Est-il moral de défendre l’avortement sur la place publique comme un droit et de s’indigner face à l’excision ? Est-il moral d’être fier de son armée dont le métier est de tuer des gens ? Est-il moral de dépenser 2 milliards de F CFA pour organiser un défilé du 22 septembre alors que des pauvres meurent devant l’hôpital Gabriel Touré parce que leurs familles ne peuvent trouver 20 000 francs pour acheter une ordonnance ?

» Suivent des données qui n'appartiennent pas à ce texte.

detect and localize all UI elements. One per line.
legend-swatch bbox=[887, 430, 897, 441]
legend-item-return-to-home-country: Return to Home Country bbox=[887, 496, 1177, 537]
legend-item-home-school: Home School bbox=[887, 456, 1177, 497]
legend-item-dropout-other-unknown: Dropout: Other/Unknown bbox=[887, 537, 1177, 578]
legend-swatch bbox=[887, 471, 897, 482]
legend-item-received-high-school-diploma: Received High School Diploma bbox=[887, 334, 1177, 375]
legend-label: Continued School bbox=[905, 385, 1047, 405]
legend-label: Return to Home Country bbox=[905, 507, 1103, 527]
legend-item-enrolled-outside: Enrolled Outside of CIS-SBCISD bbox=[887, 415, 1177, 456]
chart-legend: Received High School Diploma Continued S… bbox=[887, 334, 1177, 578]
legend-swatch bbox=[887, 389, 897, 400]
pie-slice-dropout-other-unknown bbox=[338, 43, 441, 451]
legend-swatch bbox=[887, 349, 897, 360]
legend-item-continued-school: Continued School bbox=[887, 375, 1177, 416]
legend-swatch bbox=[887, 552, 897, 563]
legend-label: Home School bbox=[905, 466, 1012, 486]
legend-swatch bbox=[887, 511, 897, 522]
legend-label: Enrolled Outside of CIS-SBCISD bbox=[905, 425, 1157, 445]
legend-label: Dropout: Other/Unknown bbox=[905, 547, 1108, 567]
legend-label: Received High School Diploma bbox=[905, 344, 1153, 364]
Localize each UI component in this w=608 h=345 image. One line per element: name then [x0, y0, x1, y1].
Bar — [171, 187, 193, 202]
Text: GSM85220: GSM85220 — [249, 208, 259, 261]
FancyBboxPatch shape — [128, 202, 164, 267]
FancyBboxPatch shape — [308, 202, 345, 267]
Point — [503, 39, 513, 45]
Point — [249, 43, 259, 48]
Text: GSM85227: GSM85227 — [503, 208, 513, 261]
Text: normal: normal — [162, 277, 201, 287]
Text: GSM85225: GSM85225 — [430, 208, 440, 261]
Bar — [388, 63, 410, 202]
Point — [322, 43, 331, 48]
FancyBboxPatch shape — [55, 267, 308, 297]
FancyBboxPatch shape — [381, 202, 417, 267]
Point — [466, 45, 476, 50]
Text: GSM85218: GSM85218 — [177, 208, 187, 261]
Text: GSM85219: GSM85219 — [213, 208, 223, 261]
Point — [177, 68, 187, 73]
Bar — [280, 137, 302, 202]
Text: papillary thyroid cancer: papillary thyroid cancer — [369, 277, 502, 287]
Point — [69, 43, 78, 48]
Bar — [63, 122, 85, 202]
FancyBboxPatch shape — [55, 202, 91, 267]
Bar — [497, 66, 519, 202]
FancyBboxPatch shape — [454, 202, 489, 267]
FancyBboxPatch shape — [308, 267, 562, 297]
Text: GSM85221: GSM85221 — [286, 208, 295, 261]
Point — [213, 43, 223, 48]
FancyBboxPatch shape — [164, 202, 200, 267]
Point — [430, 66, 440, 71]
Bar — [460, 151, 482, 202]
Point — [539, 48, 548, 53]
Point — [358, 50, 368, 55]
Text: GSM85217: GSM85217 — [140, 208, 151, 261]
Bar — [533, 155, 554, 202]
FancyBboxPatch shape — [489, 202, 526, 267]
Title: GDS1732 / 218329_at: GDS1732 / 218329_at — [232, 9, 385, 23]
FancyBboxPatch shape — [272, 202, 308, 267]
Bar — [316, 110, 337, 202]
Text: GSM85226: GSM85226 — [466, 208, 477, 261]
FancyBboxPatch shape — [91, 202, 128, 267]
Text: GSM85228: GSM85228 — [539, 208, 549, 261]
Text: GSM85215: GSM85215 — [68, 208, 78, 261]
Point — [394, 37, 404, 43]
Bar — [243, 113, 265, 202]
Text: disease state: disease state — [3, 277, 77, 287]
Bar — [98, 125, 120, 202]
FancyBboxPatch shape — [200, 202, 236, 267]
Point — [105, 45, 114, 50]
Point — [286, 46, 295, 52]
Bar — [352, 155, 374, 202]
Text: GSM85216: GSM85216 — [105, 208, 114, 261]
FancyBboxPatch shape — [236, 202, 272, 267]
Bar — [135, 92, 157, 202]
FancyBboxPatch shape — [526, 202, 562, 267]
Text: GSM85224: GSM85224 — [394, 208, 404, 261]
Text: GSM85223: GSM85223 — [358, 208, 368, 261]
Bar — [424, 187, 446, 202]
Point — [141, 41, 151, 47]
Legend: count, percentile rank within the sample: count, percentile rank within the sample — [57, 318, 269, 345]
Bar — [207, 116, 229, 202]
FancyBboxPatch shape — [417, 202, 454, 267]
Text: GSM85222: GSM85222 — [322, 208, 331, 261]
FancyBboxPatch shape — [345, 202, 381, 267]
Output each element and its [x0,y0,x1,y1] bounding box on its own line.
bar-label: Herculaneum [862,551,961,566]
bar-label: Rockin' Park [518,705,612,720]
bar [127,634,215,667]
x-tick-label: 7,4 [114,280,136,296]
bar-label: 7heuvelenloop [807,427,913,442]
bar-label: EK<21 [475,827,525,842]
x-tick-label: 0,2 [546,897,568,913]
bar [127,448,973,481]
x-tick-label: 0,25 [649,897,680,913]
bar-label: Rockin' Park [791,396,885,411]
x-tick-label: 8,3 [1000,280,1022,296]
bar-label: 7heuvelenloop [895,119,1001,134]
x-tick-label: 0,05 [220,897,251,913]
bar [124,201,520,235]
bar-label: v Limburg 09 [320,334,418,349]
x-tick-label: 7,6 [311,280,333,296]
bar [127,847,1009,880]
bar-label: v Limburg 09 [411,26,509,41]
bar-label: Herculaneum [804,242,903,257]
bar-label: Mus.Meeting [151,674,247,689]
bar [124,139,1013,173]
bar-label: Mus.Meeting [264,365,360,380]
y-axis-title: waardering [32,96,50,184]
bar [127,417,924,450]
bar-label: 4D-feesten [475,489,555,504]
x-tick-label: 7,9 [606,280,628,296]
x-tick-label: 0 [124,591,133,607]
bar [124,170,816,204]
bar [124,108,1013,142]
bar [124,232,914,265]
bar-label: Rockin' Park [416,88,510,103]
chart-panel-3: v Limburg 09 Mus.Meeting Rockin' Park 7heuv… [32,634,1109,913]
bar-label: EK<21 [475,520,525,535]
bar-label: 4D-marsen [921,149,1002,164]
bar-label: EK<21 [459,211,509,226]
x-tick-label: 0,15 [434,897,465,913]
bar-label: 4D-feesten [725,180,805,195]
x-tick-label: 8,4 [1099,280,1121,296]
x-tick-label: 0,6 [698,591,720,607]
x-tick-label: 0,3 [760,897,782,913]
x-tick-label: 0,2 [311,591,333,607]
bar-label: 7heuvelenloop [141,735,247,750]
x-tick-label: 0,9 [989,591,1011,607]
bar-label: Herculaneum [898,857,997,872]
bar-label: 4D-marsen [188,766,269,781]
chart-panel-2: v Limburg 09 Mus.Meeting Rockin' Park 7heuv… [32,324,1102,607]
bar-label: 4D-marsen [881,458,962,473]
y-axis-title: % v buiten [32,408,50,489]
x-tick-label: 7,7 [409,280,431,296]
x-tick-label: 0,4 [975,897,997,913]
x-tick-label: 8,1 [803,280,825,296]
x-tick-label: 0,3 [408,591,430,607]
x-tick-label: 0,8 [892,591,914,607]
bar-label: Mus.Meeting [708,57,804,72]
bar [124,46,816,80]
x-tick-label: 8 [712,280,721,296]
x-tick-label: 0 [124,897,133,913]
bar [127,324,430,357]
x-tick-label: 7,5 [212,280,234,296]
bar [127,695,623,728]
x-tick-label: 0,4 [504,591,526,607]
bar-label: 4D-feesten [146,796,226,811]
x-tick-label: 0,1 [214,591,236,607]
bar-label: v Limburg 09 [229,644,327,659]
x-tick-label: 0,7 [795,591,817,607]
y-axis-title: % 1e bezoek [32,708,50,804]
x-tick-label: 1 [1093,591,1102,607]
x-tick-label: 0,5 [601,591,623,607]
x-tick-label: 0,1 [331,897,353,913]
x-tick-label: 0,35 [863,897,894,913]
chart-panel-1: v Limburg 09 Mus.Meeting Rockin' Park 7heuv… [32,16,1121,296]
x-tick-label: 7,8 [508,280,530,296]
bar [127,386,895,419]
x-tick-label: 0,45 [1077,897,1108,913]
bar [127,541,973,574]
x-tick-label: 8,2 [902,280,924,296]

Ou, en puisant dans l’actualité, est-il moral de s’attaquer aux pédés et gouines du Mali qui, somme toute, ne font du mal à personne, alors que le Vérificateur général vient d’épingler des voleurs professionnels qui ont détourné 103 milliards de F CFA des caisses publiques ? Est-il moral d’emprisonner le gérant de l’Opam de Diapaga pour le détournement de 2 millions alors qu’un ministre a dépensé 11 millions de F CFA en thé en une journée ! En somme, la morale est un terrain très glissant.

Même si je ne trouve pas l’homosexualité normale ne serait-ce que pour la perpétuation de l’humanité qui est fondamentalement hétérosexuelle, je ne participerai pas à un pogrom ou une campagne de haine contre les homosexuels. Car, foncièrement, dans mon intime conviction, je pense que Seul Dieu sait qui est pur et qui est impur, Seul Dieu est à même de juger de la moralité des gens.

Juste pour terminer, je connais un vieux à Niaréla qui, au mois de mai dernier, me donnait le nom d’une haute personnalité de l’administration malienne qui serait un « pédé fieffé qui doit être tué par honneur pour le Mali ». Puisque c’était un ami d’enfance de mon défunt père, je n’ai jamais osé lui dire que sa fille dont il est si fier et qui l’a envoyé en pèlerinage à La Mecque exerce le plus vieux métier du monde à Paris, précisément porte de Versailles où mon cousin policier l’a embarquée un jour pour racolage sur la voie publique. Vous voyez, donner des leçons de morale est très risqué surtout des leçons extrêmes.

Sur ce, je vous laisse deux semaines en tentant de guérir la maudite fièvre typhoïde que j’ai chopée au Mali en mai dernier après la malaria du mois de septembre 2006. Le temps de digérer aussi l’overdose d’idioties qui polluent notre monde.